Is it just me, or is Shepard Fairey’s work getting more stunning
just as his legal situation gets more dire?
Being the poster child (so to speak) for street urchins’/artists’ fight against the Man has not dampened Shepard Fairey’s sense of humor, much. At his Visions and Voices conversation with Annenberg School professor Sarah Benet-Weiser November 4, the creator of the most widely seen piece of art in recent history — the Barack Obama Hope poster — was not afraid to crack jokes at the expense of the Associated Press, his corporate combatant in an increasingly nasty legal battle that’s testing the parameters of copyright law.
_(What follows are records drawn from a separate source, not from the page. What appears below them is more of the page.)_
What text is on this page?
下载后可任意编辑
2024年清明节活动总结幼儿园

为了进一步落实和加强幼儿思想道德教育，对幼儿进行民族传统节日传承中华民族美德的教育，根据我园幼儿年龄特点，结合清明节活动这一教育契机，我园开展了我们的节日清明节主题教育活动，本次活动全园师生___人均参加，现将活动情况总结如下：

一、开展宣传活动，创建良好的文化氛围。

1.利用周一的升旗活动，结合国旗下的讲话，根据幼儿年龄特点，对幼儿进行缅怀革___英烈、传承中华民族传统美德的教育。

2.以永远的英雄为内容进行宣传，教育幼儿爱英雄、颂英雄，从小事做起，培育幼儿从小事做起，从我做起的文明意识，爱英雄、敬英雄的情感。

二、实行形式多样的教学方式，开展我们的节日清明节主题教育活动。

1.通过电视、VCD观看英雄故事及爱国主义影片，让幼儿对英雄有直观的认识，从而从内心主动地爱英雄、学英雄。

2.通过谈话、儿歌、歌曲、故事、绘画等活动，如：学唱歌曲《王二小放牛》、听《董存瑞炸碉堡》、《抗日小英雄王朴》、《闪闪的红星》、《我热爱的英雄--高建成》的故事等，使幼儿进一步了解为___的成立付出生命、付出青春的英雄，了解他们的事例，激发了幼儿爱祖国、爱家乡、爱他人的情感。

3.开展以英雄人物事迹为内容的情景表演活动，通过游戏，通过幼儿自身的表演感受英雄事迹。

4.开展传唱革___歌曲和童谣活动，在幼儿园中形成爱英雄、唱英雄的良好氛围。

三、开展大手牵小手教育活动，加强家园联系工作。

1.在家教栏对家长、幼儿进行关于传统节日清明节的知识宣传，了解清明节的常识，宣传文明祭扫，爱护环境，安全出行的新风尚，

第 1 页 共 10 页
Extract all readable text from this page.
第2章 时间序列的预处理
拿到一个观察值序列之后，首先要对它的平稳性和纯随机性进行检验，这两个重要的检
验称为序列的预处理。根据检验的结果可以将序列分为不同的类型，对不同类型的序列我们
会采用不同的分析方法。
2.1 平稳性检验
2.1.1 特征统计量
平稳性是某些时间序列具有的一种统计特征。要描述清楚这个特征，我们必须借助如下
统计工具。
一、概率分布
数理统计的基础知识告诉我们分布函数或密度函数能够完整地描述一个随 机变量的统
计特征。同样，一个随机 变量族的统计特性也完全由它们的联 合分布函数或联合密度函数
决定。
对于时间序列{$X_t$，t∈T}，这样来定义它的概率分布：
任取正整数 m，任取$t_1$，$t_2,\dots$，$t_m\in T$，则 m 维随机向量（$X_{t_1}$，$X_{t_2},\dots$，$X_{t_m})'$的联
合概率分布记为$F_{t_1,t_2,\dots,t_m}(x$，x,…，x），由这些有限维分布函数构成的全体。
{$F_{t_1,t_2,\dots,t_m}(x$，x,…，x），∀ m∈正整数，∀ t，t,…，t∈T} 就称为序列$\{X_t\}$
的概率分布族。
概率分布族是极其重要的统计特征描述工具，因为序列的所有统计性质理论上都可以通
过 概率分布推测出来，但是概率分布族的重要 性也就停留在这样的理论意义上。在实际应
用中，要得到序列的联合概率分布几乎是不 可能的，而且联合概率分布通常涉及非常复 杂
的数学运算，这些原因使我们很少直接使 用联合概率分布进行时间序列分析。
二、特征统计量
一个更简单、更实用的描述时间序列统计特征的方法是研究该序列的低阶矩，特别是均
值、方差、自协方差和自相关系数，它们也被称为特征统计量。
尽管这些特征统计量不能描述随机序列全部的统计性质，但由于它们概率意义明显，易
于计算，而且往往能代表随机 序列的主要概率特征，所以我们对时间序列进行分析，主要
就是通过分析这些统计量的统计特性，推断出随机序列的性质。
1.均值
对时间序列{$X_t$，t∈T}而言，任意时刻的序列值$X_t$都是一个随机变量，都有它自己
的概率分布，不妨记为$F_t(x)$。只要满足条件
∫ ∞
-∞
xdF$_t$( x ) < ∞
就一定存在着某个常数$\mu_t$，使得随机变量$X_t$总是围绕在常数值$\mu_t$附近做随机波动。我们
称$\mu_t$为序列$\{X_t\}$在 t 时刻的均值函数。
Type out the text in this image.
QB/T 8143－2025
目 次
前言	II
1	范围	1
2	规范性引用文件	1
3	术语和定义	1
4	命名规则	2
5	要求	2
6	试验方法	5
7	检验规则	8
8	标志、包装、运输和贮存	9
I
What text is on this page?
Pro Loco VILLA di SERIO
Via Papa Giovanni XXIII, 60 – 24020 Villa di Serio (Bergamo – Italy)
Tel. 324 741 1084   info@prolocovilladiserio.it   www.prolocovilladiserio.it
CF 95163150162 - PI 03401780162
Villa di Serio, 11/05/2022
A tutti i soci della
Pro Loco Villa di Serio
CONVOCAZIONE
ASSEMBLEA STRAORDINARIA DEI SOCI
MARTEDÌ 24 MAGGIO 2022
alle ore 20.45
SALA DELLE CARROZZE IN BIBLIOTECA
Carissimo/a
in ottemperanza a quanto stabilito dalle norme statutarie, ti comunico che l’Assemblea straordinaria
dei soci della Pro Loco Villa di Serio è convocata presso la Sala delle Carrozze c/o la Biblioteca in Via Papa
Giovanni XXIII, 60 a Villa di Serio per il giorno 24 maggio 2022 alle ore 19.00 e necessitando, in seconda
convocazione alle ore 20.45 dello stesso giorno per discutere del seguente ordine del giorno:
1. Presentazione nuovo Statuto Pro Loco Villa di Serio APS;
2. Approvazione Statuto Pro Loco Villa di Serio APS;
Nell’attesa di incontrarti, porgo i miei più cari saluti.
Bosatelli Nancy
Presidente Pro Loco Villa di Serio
When a Fairey handler tried to tamp down the artist’s response to a question about the mutual AP suits, he pointed out that anyone could find the points about fair use that he was trying to make: “You can go on Google, like I did to get the image.” The crowd chuckled warmly at the jester’s mask of guilelessness.
Being the next Napster-like leader in the new media war against old media has made Fairey a bit of a rock star. Fans showed up to the overbooked Annenberg Auditorium clutching posters and conspiracy theories, like so many badges of subversion. Relaxed in an armchair with his chiseled profile, like the overgrown skater boi he is, Fairey both ate up and deflected the attention. He was funnily and charmingly self-aware. “I might be at the tail end of the hipster cycle now,” he said, after having spent about an hour discussing slides showing his evolution from the sticker mania of Andre the Giant and Obey through his anti-Bush Constructivist propaganda to the thoroughly and unapologetically un-ironic 2008 campaign posters.
Fairey did get a bit tongue-tied when he tried to explain why he lied about his original source for the Obama posters, the subject of his litigation battle with the AP. As political as his work can be, there’s always been a certain moral ambiguity in its tactics — some would say that ambiguity is another word for hypocrisy. But there still can’t seem to be little doubt that, as he argued, the Hope poster meet the criteria for fair use. Certainly, it seems very Goliath/NARAS-like for the MSM to be picking on a punk rocker from South Carolina in this way. They’re making Fairey a martyred spokesperson; his Annenberg appearance showed that given the right jury, he could easily persuade them of his righteousness. Plus, he makes some pretty damn good art. If he didn’t, no one would bother messing with him.